A growing number of phones now come with camera apps that are packed with options and settings — all in place to help you get the perfect shot every time. While you might be content to just point-and-shoot your way around, it’s worth at least knowing what these extra features can do, just in case you need to make use of them: They might be the difference between a memorable shot and an unusable one.
Of course with so many different handsets out there, we can’t give you instructions specific to your particular handset, but we can guide you through some of the features and settings that you’re most likely to come across (you might find your phone uses slightly different labels and terms to ours). In most cases, you’ll need to look for a Pro or Advanced mode inside the camera app before all the available settings will appear.
Found on most phone cameras now, even at the budget end, High Dynamic Range or HDR will balance out the darkest and lightest areas of a photo — you won’t have to choose between details in the clouds in the sky and details in the trees on the ground, because you’ll be able to have both (the same technology is deployed on many phone screens to keep Netflix looking well balanced). HDR is usually enabled by default on most phones, because most of the time you’re going to need it, but if you think it’s working too aggressively or you want to experiment, then you can usually disable it with a tap.
The ISO setting (International Organisation of Standardization, if you were wondering) is the first of three settings that work in tandem to control shot exposure — basically how much light gets in. Increasing the exposure allows in more light (as with night mode shots), but can also introduce more noise. Increase the ISO to increase the camera’s sensitivity to light, but make sure you’re keeping the phone still when taking photos; or decrease it if you want a grainier, grungier look. It’s a setting that’s often left on automatic, but some phones let you adjust it manually, and you can get some decent artistic effects as a result.
Aperture or F-Stop
The second of three settings contributing to the exposure of a shot, or the amount of light captured. The f-stop shows the aperture size, or how wide the camera lens opens, and the smaller the f-stop, the wider the aperture (so the more light gets in) — it’s not on the newest Samsung handsets, but the Galaxy series has previously offered a dual aperture mode, switching between f/1.5 for dark conditions and f/2.4 for better focus and clarity in bright conditions. On digital cameras, a wider aperture (smaller f-stop) can also be used for a shallow depth of field effect, though phones tend to use different techniques for this.

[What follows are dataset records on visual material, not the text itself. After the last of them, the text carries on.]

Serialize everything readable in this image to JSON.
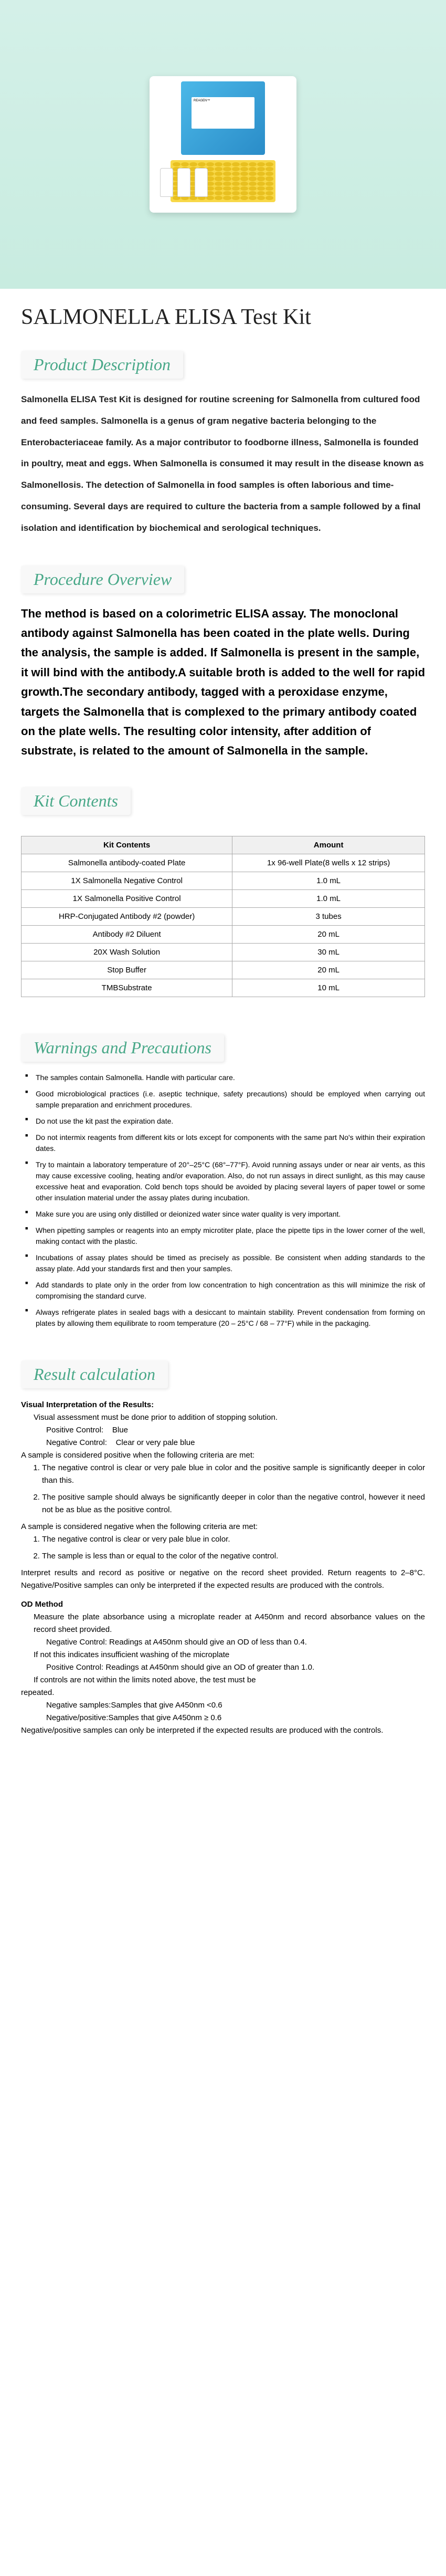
{
  "hero": {
    "brand": "REAGEN™",
    "background_color": "#d4f0e8"
  },
  "title": "SALMONELLA ELISA Test Kit",
  "sections": {
    "product_description": {
      "header": "Product Description",
      "text": "Salmonella ELISA Test Kit is designed for routine screening for Salmonella from cultured food and feed samples. Salmonella is a genus of gram negative bacteria belonging to the Enterobacteriaceae family. As a major contributor to foodborne illness, Salmonella is founded in poultry, meat and eggs. When Salmonella is consumed it may result in the disease known as Salmonellosis. The detection of Salmonella in food samples is often laborious and time-consuming. Several days are required to culture the bacteria from a sample followed by a final isolation and identification by biochemical and serological techniques."
    },
    "procedure_overview": {
      "header": "Procedure Overview",
      "text": "The method is based on a colorimetric ELISA assay. The monoclonal antibody against Salmonella has been coated in the plate wells. During the analysis, the sample is added. If Salmonella is present in the sample, it will bind with the antibody.A suitable broth is added to the well for rapid growth.The secondary antibody, tagged with a peroxidase enzyme, targets the Salmonella that is complexed to the primary antibody coated on the plate wells. The resulting color intensity, after addition of substrate, is related to the amount of Salmonella in the sample."
    },
    "kit_contents": {
      "header": "Kit Contents",
      "table": {
        "headers": [
          "Kit Contents",
          "Amount"
        ],
        "rows": [
          [
            "Salmonella antibody-coated Plate",
            "1x 96-well Plate(8 wells x 12 strips)"
          ],
          [
            "1X Salmonella Negative Control",
            "1.0 mL"
          ],
          [
            "1X Salmonella Positive Control",
            "1.0 mL"
          ],
          [
            "HRP-Conjugated Antibody #2 (powder)",
            "3 tubes"
          ],
          [
            "Antibody #2 Diluent",
            "20 mL"
          ],
          [
            "20X Wash Solution",
            "30 mL"
          ],
          [
            "Stop Buffer",
            "20 mL"
          ],
          [
            "TMBSubstrate",
            "10 mL"
          ]
        ]
      }
    },
    "warnings": {
      "header": "Warnings and Precautions",
      "items": [
        "The samples contain Salmonella. Handle with particular care.",
        "Good microbiological practices (i.e. aseptic technique, safety precautions) should be employed when carrying out sample preparation and enrichment procedures.",
        "Do not use the kit past the expiration date.",
        "Do not intermix reagents from different kits or lots except for components with the same part No's within their expiration dates.",
        "Try to maintain a laboratory temperature of 20°–25°C (68°–77°F). Avoid running assays under or near air vents, as this may cause excessive cooling, heating and/or evaporation. Also, do not run assays in direct sunlight, as this may cause excessive heat and evaporation. Cold bench tops should be avoided by placing several layers of paper towel or some other insulation material under the assay plates during incubation.",
        "Make sure you are using only distilled or deionized water since water quality is very important.",
        "When pipetting samples or reagents into an empty microtiter plate, place the pipette tips in the lower corner of the well, making contact with the plastic.",
        "Incubations of assay plates should be timed as precisely as possible. Be consistent when adding standards to the assay plate. Add your standards first and then your samples.",
        "Add standards to plate only in the order from low concentration to high concentration as this will minimize the risk of compromising the standard curve.",
        "Always refrigerate plates in sealed bags with a desiccant to maintain stability. Prevent condensation from forming on plates by allowing them equilibrate to room temperature (20 – 25°C / 68 – 77°F) while in the packaging."
      ]
    },
    "result_calculation": {
      "header": "Result calculation",
      "visual_heading": "Visual Interpretation of the Results:",
      "visual_intro": "Visual assessment must be done prior to addition of stopping solution.",
      "positive_control": "Positive Control:",
      "positive_color": "Blue",
      "negative_control": "Negative Control:",
      "negative_color": "Clear or very pale blue",
      "positive_criteria_intro": "A sample is considered positive when the following criteria are met:",
      "positive_criteria": [
        "The negative control is clear or very pale blue in color and the positive sample is significantly deeper in color than this.",
        "The positive sample should always be significantly deeper in color than the negative control, however it need not be as blue as the positive control."
      ],
      "negative_criteria_intro": "A sample is considered negative when the following criteria are met:",
      "negative_criteria": [
        "The negative control is clear or very pale blue in color.",
        "The sample is less than or equal to the color of the negative control."
      ],
      "interpret_text": "Interpret results and record as positive or negative on the record sheet provided. Return reagents to 2–8°C. Negative/Positive samples can only be interpreted if the expected results are produced with the controls.",
      "od_heading": "OD Method",
      "od_intro": "Measure the plate absorbance using a microplate reader at A450nm and record absorbance values on the record sheet provided.",
      "od_neg": "Negative Control: Readings at A450nm should give an OD of less than 0.4.",
      "od_wash": "If not this indicates insufficient washing of the microplate",
      "od_pos": "Positive Control: Readings at A450nm should give an OD of greater than 1.0.",
      "od_repeat": "If controls are not within the limits noted above, the test must be",
      "od_repeat2": "repeated.",
      "od_neg_samples": "Negative samples:Samples that give A450nm <0.6",
      "od_pos_samples": "Negative/positive:Samples that give A450nm ≥ 0.6",
      "od_final": "Negative/positive samples can only be interpreted if the expected results are produced with the controls."
    }
  },
  "colors": {
    "header_color": "#48a888",
    "hero_bg": "#d4f0e8"
  }
}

The third of three settings controlling exposure, or how much light hits the camera lens, shutter speed is exactly what it sounds like — how long the shutter stays open for. You’ll notice that many night modes make use of a longer shutter speed to allow more light into the lens, and you’ll notice that these same night modes ask you to keep the camera very still: a longer shutter speed means more likelihood of blur being introduced into shots, if the subjects (or the camera) move around. If your smartphone camera lets you adjust shutter speed manually, you can get creative with it to introduce intentional blurs.
Exposure Value (or Exposure Compensation)
Some cameras come with an EV or exposure value setting, which combines the f-stop number and the shutter speed together in one option (you’ll typically see the f-stop number as you adjust it) — again, this is used to control the amount of light that’s let into the camera lens, so move it in one direction for darker shots and in the other direction for lighter shots (the button might actually be labelled with plus and minus symbols). Like all of these settings, it’s a term borrowed from actual cameras, though the versions of these technologies that you get on your smartphone are going to be simplified.
If the colours you’re seeing in your phone pictures aren’t the colours you’re seeing in the real world, then you might need to make some adjustments to the white balance (WB). In simple terms, different lighting can confuse your phone’s camera as to what it’s actually seeing, producing a colour cast, and so you may need to reset what it’s idea of white actually is: As you do this, the other colours will adjust to match. This is often set in K or Kelvin, a unit of measurement for temperature — as you make adjustments inside the camera app, you should see the scene go cooler or warmer in terms of the colours used.
Should you see an AF (auto-focus) or MF (manual focus) setting inside your camera app, this can be used to control the point of focus in a scene: Many phones also let you tap on the scene and the subject inside the viewfinder to set focus, but with this manual setting you can adjust it more precisely if needed. It can come in handy for close-up shots, or shots where you want the background blurred but the foreground sharp (or vice versa), though the built-in auto-focus will work fine for most of your snaps. This is usually measured in mm or millimetres, to match the lens configurations on digital cameras.
Save as RAW
Phones with more advanced cameras may well give you the option to save images in RAW format, which is useful if you’re planning some heavy duty image editing afterwards. RAW format saves much more information about a shot, and applies minimal compression (so these pictures take up more room on your phone) — when you move the pictures to your computer, you can apply your own tweaks to saturation, contrast, colour, sharpness and so on, rather than relying on the automatic compression options applied when your phone creates a standard JPEG (which can still be edited, just not to the same extent or detail).